Sonuç - Maçın çözümü olan golü atan Ömer Bayram, asist yaparak maçı koparan Emre Taşdemir ile direnci artan bir Galatasaray...
Gaziantep gibi çabuk atak seven takımlara karşı çok önemli olan ilk golü Ömer Bayram’ın harika vuruşu ile bulan Galatasaray, 3’lü savunması ile pozisyon vermedi Gaziantep’e ilk yarıda. Emre’nin asisti ile rotasyonun doğruluğu da başlı başına hissedildi.
2. yarı bu kez Galatasaray topu bırakarak oynamaya başladı. Gaziantep’in iştahı arttı fakat gol atma becerisini gösteremediler. Galatasaray’ın direnci düşse de savunma konusunda kolay pozisyon vermeyip Feghouli ile farkı arttırmak adına fırsat da yakaladılar.
Sonuçta Galatasaray rotasyonun da etkisi ile büyük takım reaksiyonu gösterdi.
Gecenin sorusu
Galibiyet Fatih Terim’in yaptığı 11 seçimini devamlı hale getirir mi? Özellikle Ahmet, Emre ve Ömer’in lig maçlarında Terim’den daha fazla dakika alacaklarını düşünüyorum.
Maçın starı
Yıldız olmasa da maçı çözen oyuncu Ömer Bayram’dı. Skorun dengede gittiği her dakika Galatasaray için tedirginlik artabilecekken attığı gol ile takımının özgüvenini yükselterek galibiyette öne çıktı.
Maçın olayı
Fatih Terim’in bundan sonrası için ligi hangi oyuncularla oynayacağı konusunda geç de olsa oluşan takımın iskeleti bu maçla beraber belirginleşti.
Kısa mesaj
Galatasaray için bu maç ile girilen milli takım arası ilk yarının sonunda kimlerin takımdan ayrılıp kimlerin kalacağı konusunda çalışma yapılması için iyi bir zaman.

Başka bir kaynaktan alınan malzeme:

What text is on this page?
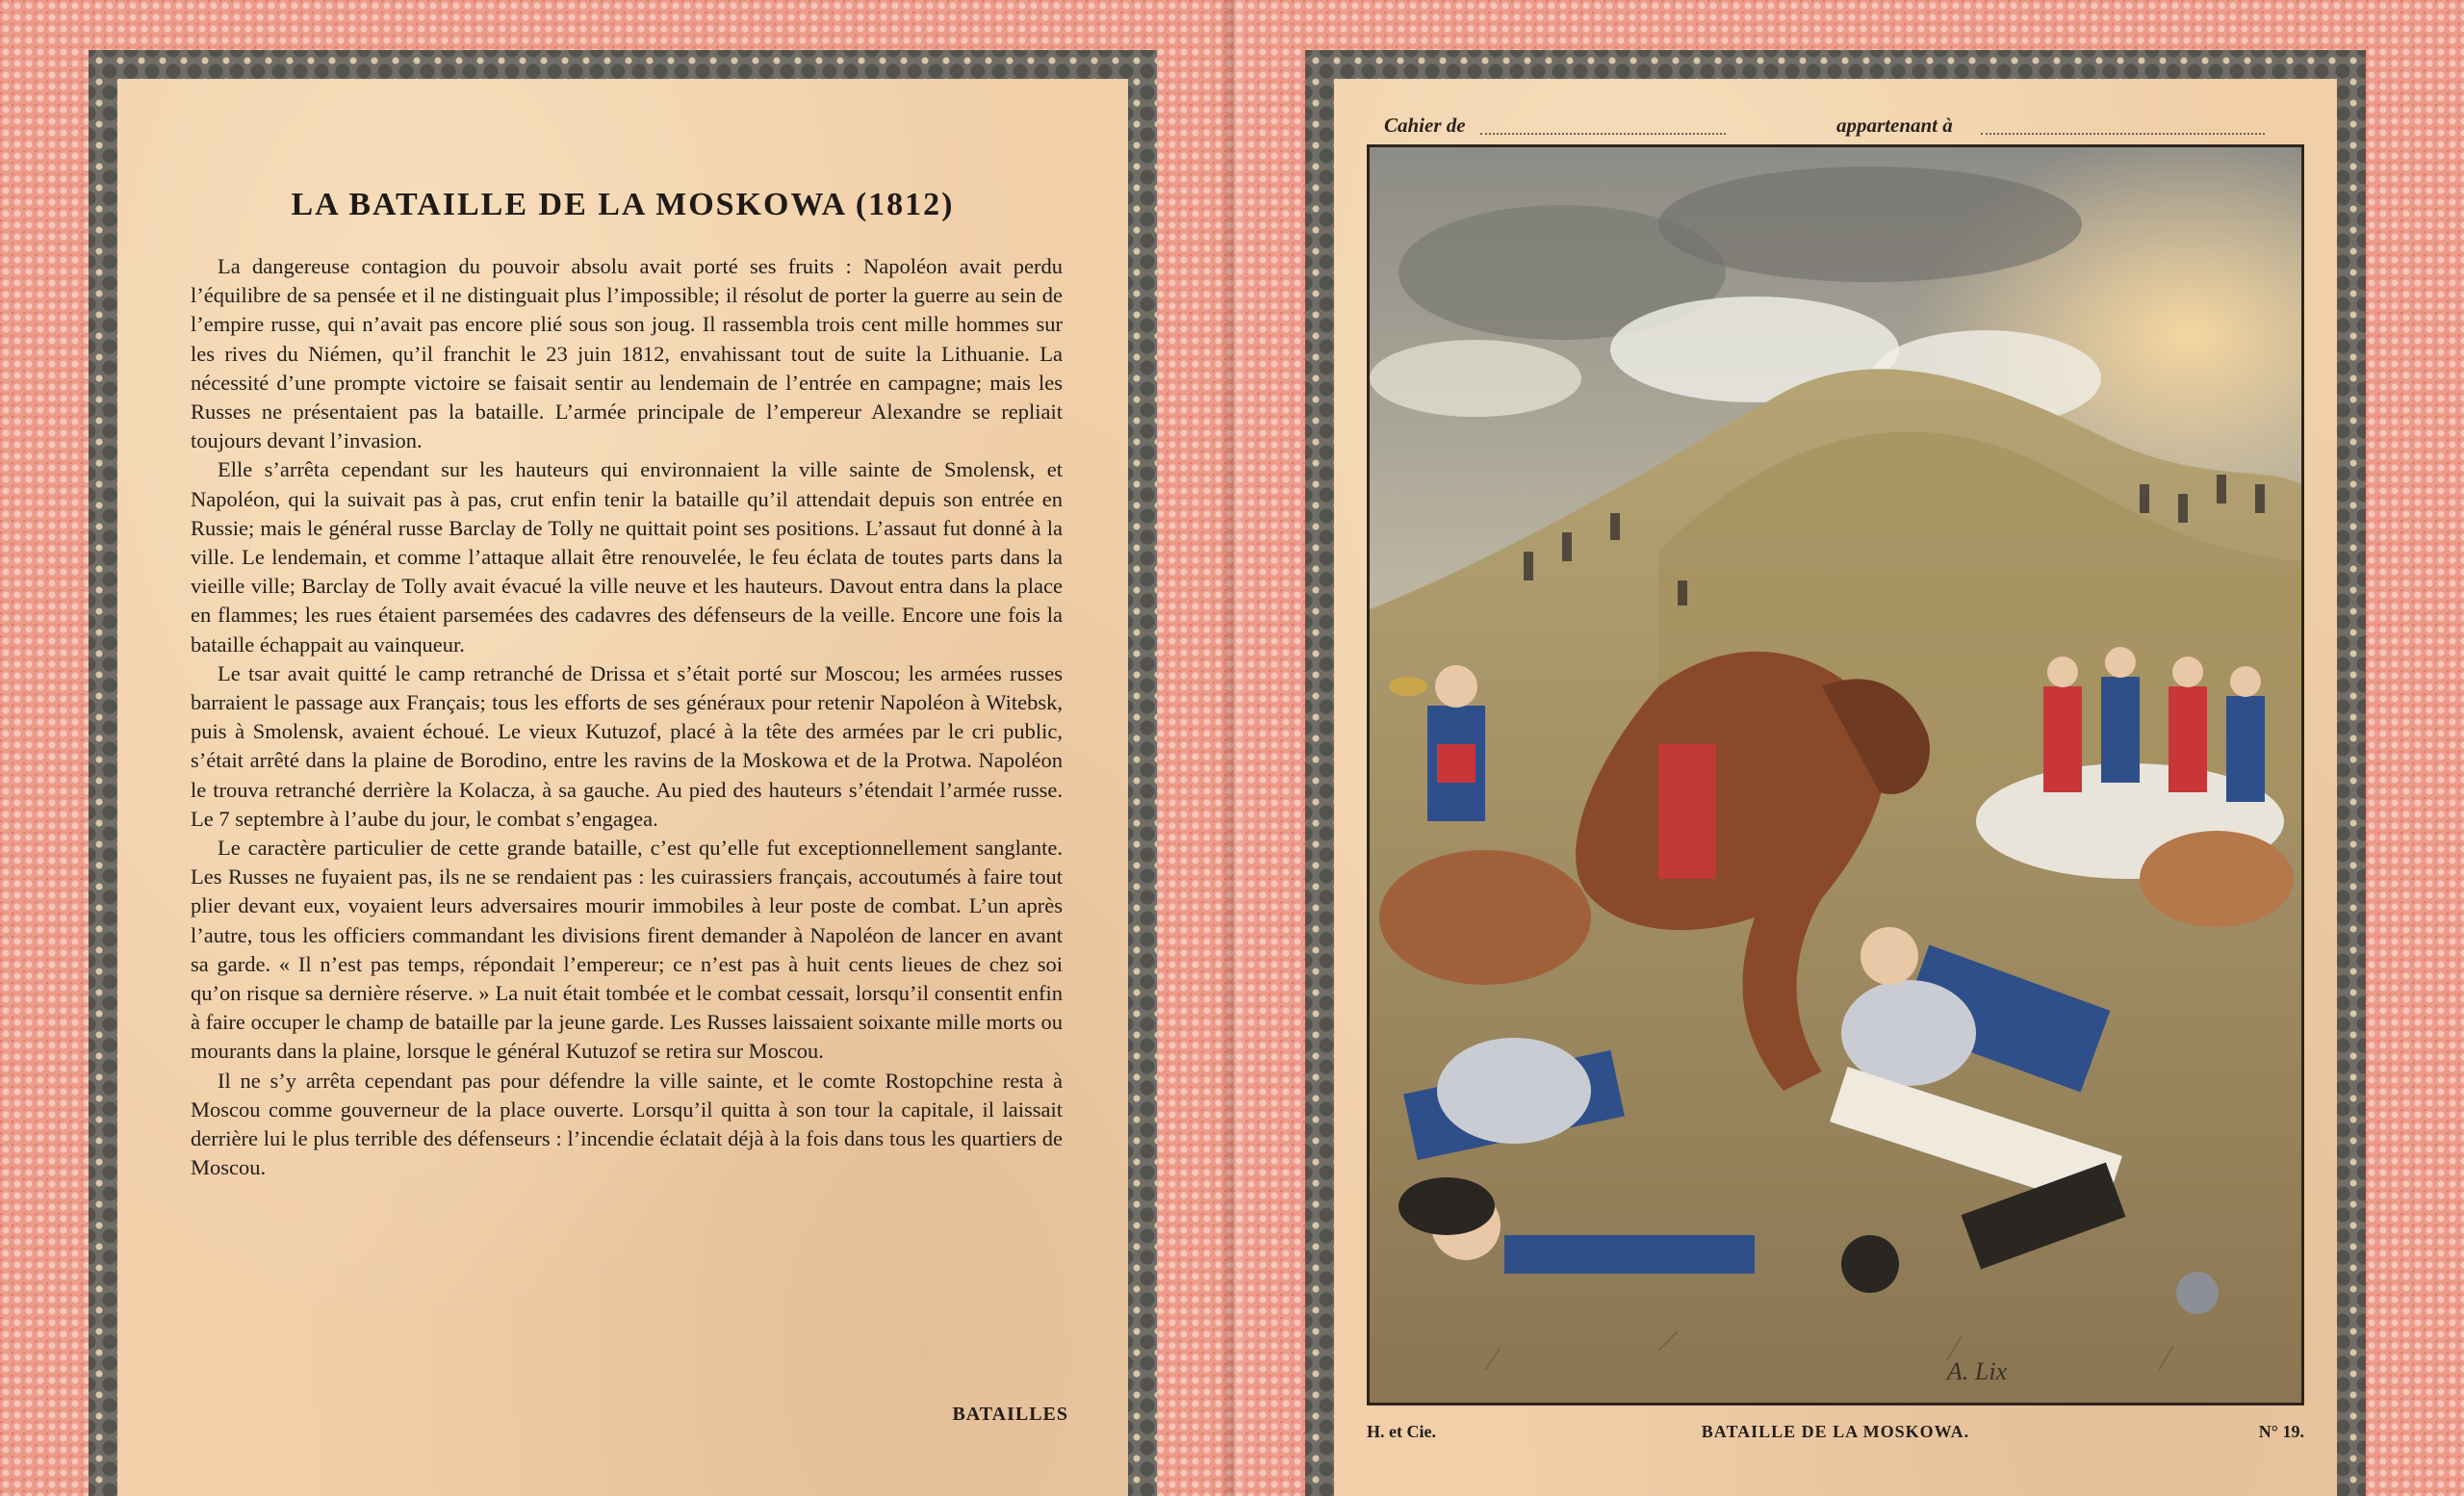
LA BATAILLE DE LA MOSKOWA (1812)

La dangereuse contagion du pouvoir absolu avait porté ses fruits : Napoléon avait perdu l’équilibre de sa pensée et il ne distinguait plus l’impossible; il résolut de porter la guerre au sein de l’empire russe, qui n’avait pas encore plié sous son joug. Il rassembla trois cent mille hommes sur les rives du Niémen, qu’il franchit le 23 juin 1812, envahissant tout de suite la Lithuanie. La nécessité d’une prompte victoire se faisait sentir au lendemain de l’entrée en campagne; mais les Russes ne présentaient pas la bataille. L’armée principale de l’empereur Alexandre se repliait toujours devant l’invasion.

Elle s’arrêta cependant sur les hauteurs qui environnaient la ville sainte de Smolensk, et Napoléon, qui la suivait pas à pas, crut enfin tenir la bataille qu’il attendait depuis son entrée en Russie; mais le général russe Barclay de Tolly ne quittait point ses positions. L’assaut fut donné à la ville. Le lendemain, et comme l’attaque allait être renouvelée, le feu éclata de toutes parts dans la vieille ville; Barclay de Tolly avait évacué la ville neuve et les hauteurs. Davout entra dans la place en flammes; les rues étaient parsemées des cadavres des défenseurs de la veille. Encore une fois la bataille échappait au vainqueur.

Le tsar avait quitté le camp retranché de Drissa et s’était porté sur Moscou; les armées russes barraient le passage aux Français; tous les efforts de ses généraux pour retenir Napoléon à Witebsk, puis à Smolensk, avaient échoué. Le vieux Kutuzof, placé à la tête des armées par le cri public, s’était arrêté dans la plaine de Borodino, entre les ravins de la Moskowa et de la Protwa. Napoléon le trouva retranché derrière la Kolacza, à sa gauche. Au pied des hauteurs s’étendait l’armée russe. Le 7 septembre à l’aube du jour, le combat s’engagea.

Le caractère particulier de cette grande bataille, c’est qu’elle fut exceptionnellement sanglante. Les Russes ne fuyaient pas, ils ne se rendaient pas : les cuirassiers français, accoutumés à faire tout plier devant eux, voyaient leurs adversaires mourir immobiles à leur poste de combat. L’un après l’autre, tous les officiers commandant les divisions firent demander à Napoléon de lancer en avant sa garde. « Il n’est pas temps, répondait l’empereur; ce n’est pas à huit cents lieues de chez soi qu’on risque sa dernière réserve. » La nuit était tombée et le combat cessait, lorsqu’il consentit enfin à faire occuper le champ de bataille par la jeune garde. Les Russes laissaient soixante mille morts ou mourants dans la plaine, lorsque le général Kutuzof se retira sur Moscou.

Il ne s’y arrêta cependant pas pour défendre la ville sainte, et le comte Rostopchine resta à Moscou comme gouverneur de la place ouverte. Lorsqu’il quitta à son tour la capitale, il laissait derrière lui le plus terrible des défenseurs : l’incendie éclatait déjà à la fois dans tous les quartiers de Moscou.

BATAILLES
Cahier de	appartenant à
A. Lix
H. et Cie.	BATAILLE DE LA MOSKOWA.	N° 19.
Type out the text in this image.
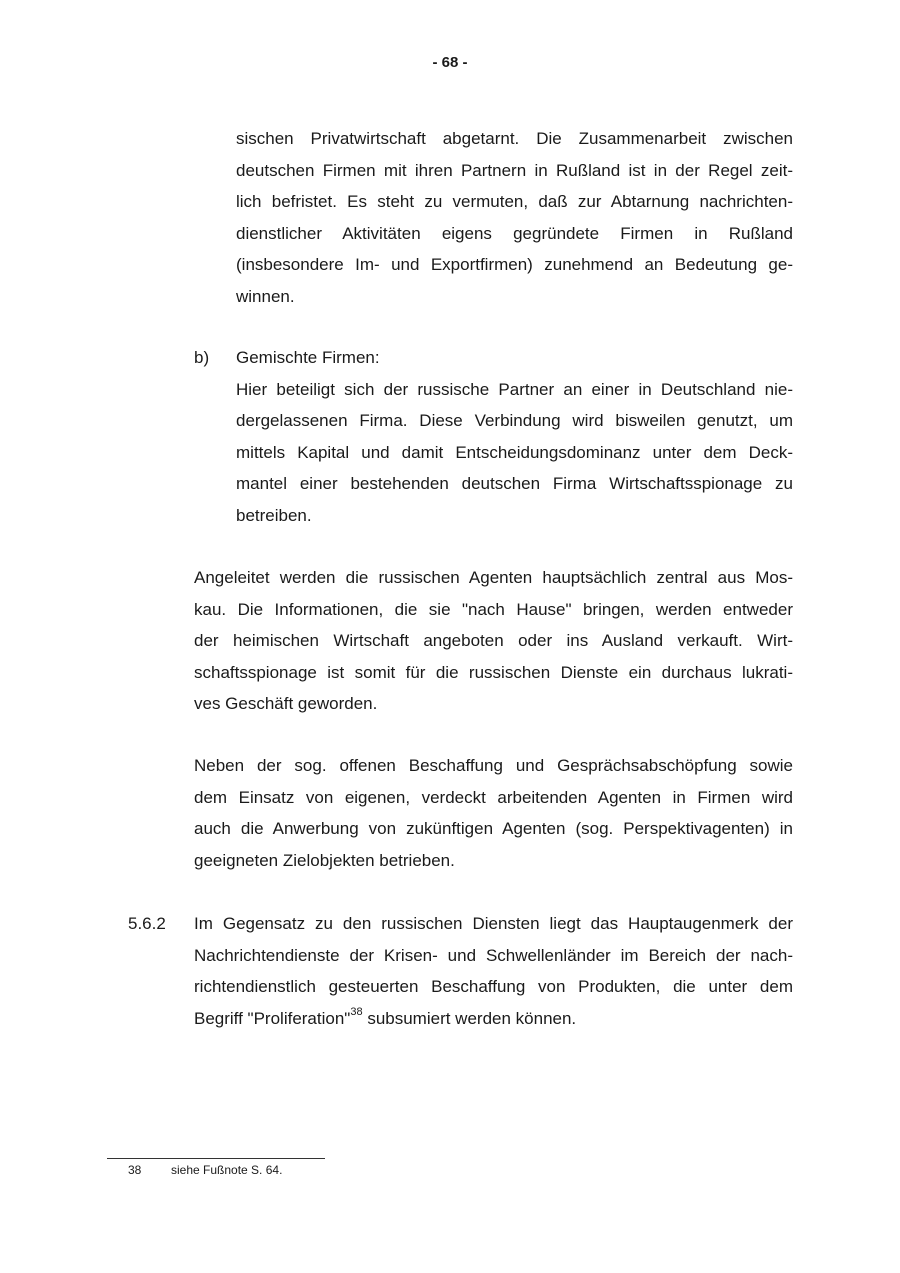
- 68 -
sischen Privatwirtschaft abgetarnt. Die Zusammenarbeit zwischen
deutschen Firmen mit ihren Partnern in Rußland ist in der Regel zeit-
lich befristet. Es steht zu vermuten, daß zur Abtarnung nachrichten-
dienstlicher Aktivitäten eigens gegründete Firmen in Rußland
(insbesondere Im- und Exportfirmen) zunehmend an Bedeutung ge-
winnen.
b) Gemischte Firmen:
Hier beteiligt sich der russische Partner an einer in Deutschland nie-
dergelassenen Firma. Diese Verbindung wird bisweilen genutzt, um
mittels Kapital und damit Entscheidungsdominanz unter dem Deck-
mantel einer bestehenden deutschen Firma Wirtschaftsspionage zu
betreiben.
Angeleitet werden die russischen Agenten hauptsächlich zentral aus Mos-
kau. Die Informationen, die sie "nach Hause" bringen, werden entweder
der heimischen Wirtschaft angeboten oder ins Ausland verkauft. Wirt-
schaftsspionage ist somit für die russischen Dienste ein durchaus lukrati-
ves Geschäft geworden.
Neben der sog. offenen Beschaffung und Gesprächsabschöpfung sowie
dem Einsatz von eigenen, verdeckt arbeitenden Agenten in Firmen wird
auch die Anwerbung von zukünftigen Agenten (sog. Perspektivagenten) in
geeigneten Zielobjekten betrieben.
5.6.2 Im Gegensatz zu den russischen Diensten liegt das Hauptaugenmerk der
Nachrichtendienste der Krisen- und Schwellenländer im Bereich der nach-
richtendienstlich gesteuerten Beschaffung von Produkten, die unter dem
Begriff "Proliferation"$^{38}$ subsumiert werden können.
38 siehe Fußnote S. 64.
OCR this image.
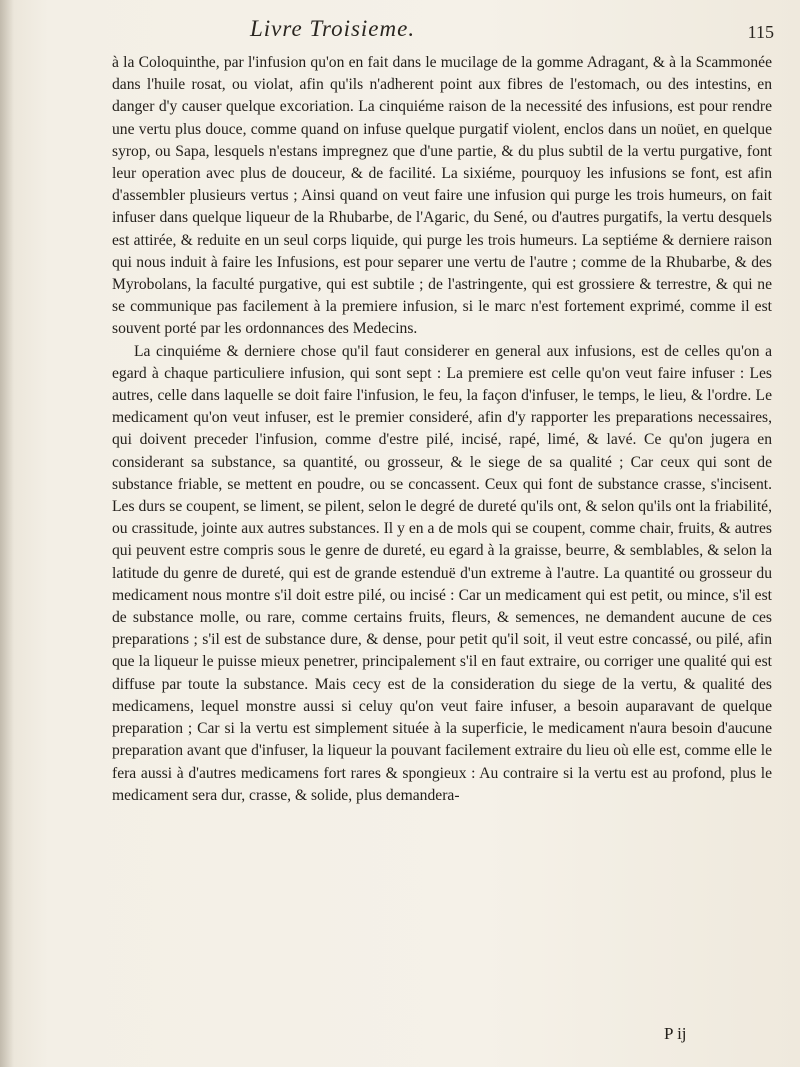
Livre Troisieme.	115

à la Coloquinthe, par l'infusion qu'on en fait dans le mucilage de la gomme Adragant, & à la Scammonée dans l'huile rosat, ou violat, afin qu'ils n'adherent point aux fibres de l'estomach, ou des intestins, en danger d'y causer quelque excoriation. La cinquiéme raison de la necessité des infusions, est pour rendre une vertu plus douce, comme quand on infuse quelque purgatif violent, enclos dans un noüet, en quelque syrop, ou Sapa, lesquels n'estans impregnez que d'une partie, & du plus subtil de la vertu purgative, font leur operation avec plus de douceur, & de facilité. La sixiéme, pourquoy les infusions se font, est afin d'assembler plusieurs vertus ; Ainsi quand on veut faire une infusion qui purge les trois humeurs, on fait infuser dans quelque liqueur de la Rhubarbe, de l'Agaric, du Sené, ou d'autres purgatifs, la vertu desquels est attirée, & reduite en un seul corps liquide, qui purge les trois humeurs. La septiéme & derniere raison qui nous induit à faire les Infusions, est pour separer une vertu de l'autre ; comme de la Rhubarbe, & des Myrobolans, la faculté purgative, qui est subtile ; de l'astringente, qui est grossiere & terrestre, & qui ne se communique pas facilement à la premiere infusion, si le marc n'est fortement exprimé, comme il est souvent porté par les ordonnances des Medecins.

La cinquiéme & derniere chose qu'il faut considerer en general aux infusions, est de celles qu'on a egard à chaque particuliere infusion, qui sont sept : La premiere est celle qu'on veut faire infuser : Les autres, celle dans laquelle se doit faire l'infusion, le feu, la façon d'infuser, le temps, le lieu, & l'ordre. Le medicament qu'on veut infuser, est le premier consideré, afin d'y rapporter les preparations necessaires, qui doivent preceder l'infusion, comme d'estre pilé, incisé, rapé, limé, & lavé. Ce qu'on jugera en considerant sa substance, sa quantité, ou grosseur, & le siege de sa qualité ; Car ceux qui sont de substance friable, se mettent en poudre, ou se concassent. Ceux qui font de substance crasse, s'incisent. Les durs se coupent, se liment, se pilent, selon le degré de dureté qu'ils ont, & selon qu'ils ont la friabilité, ou crassitude, jointe aux autres substances. Il y en a de mols qui se coupent, comme chair, fruits, & autres qui peuvent estre compris sous le genre de dureté, eu egard à la graisse, beurre, & semblables, & selon la latitude du genre de dureté, qui est de grande estenduë d'un extreme à l'autre. La quantité ou grosseur du medicament nous montre s'il doit estre pilé, ou incisé : Car un medicament qui est petit, ou mince, s'il est de substance molle, ou rare, comme certains fruits, fleurs, & semences, ne demandent aucune de ces preparations ; s'il est de substance dure, & dense, pour petit qu'il soit, il veut estre concassé, ou pilé, afin que la liqueur le puisse mieux penetrer, principalement s'il en faut extraire, ou corriger une qualité qui est diffuse par toute la substance. Mais cecy est de la consideration du siege de la vertu, & qualité des medicamens, lequel monstre aussi si celuy qu'on veut faire infuser, a besoin auparavant de quelque preparation ; Car si la vertu est simplement située à la superficie, le medicament n'aura besoin d'aucune preparation avant que d'infuser, la liqueur la pouvant facilement extraire du lieu où elle est, comme elle le fera aussi à d'autres medicamens fort rares & spongieux : Au contraire si la vertu est au profond, plus le medicament sera dur, crasse, & solide, plus demandera-

P ij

‘’Fernandes'i durduramadık‘’
Lig ve Avrupa’nın bu kısıtlı kadro ve eksiklerle beraber yürümediği gerçeğini kabul eden Ünal Karaman, rotasyon değil devrim yaptı Krasnodar 11’inde. Tamamı genç, bazıları ligde forma giymiş olsa da ideal kadronun tamamlayıcı oyuncularından kurulu bir takımla çıktı maça. Mücadele ve koşu kalitesi bir yere kadar idare etti. Sonrasında Fernandes kalitesi çıktı ortaya. Önce yaptığı organizasyon bizim şanssızlığımız ve acemiliğimizle birleşince ilk golü attı, sonrasında harika bir topuk golü atarak 35 dakikada skoru 2-0’a getirdi.
İkinci yarı geride olmamıza rağmen maç boyu devam eden hücum organizasyonu bozukluğunu bir nebze olsun düzeltmek isteyen Ünal Karaman, Sörloth, Nwakaeme gibi oyuncuları sahaya sürdü. Ancak bu hamleler de sonuç vermedi. Krasnodar derli toplu görüntüsü ile skoru korumakta zorlanmadı.
Gecenin sorusu
Trabzonspor’un gençlerinden ideal kadroyu zorlayacak bir oyuncu var mıydı? Gelişime açık olmalarına rağmen Krasnodar maçı performanslarından hiçbiri eksiksiz bir Trabzonspor’da ‘banko oynar’ dedirtmedi.
Maçın starı
Manuel Fernandes... İki takım arasındaki kalite farkını hissettiren başrol oyuncusuydu. Rutin giden maçı takımı adına sıra dışı hale getirerek 2 golün de maçın da kahramanı oldu.
Maçın olayı
Ünal Karaman’ın elinde kim varsa oynatmak yerine tecrübesizliklerine aldırmadan potansiyallerine inandığı gençlerle maça başladığı 11 maçın olayıydı.
Kısa mesaj
Bu kadar fazla sayıda olmasa da keşke genç oyuncuları, hazır Avrupa’da işler kötü gidiyorken tüm takımlarımız oynatmakta ısrar etse.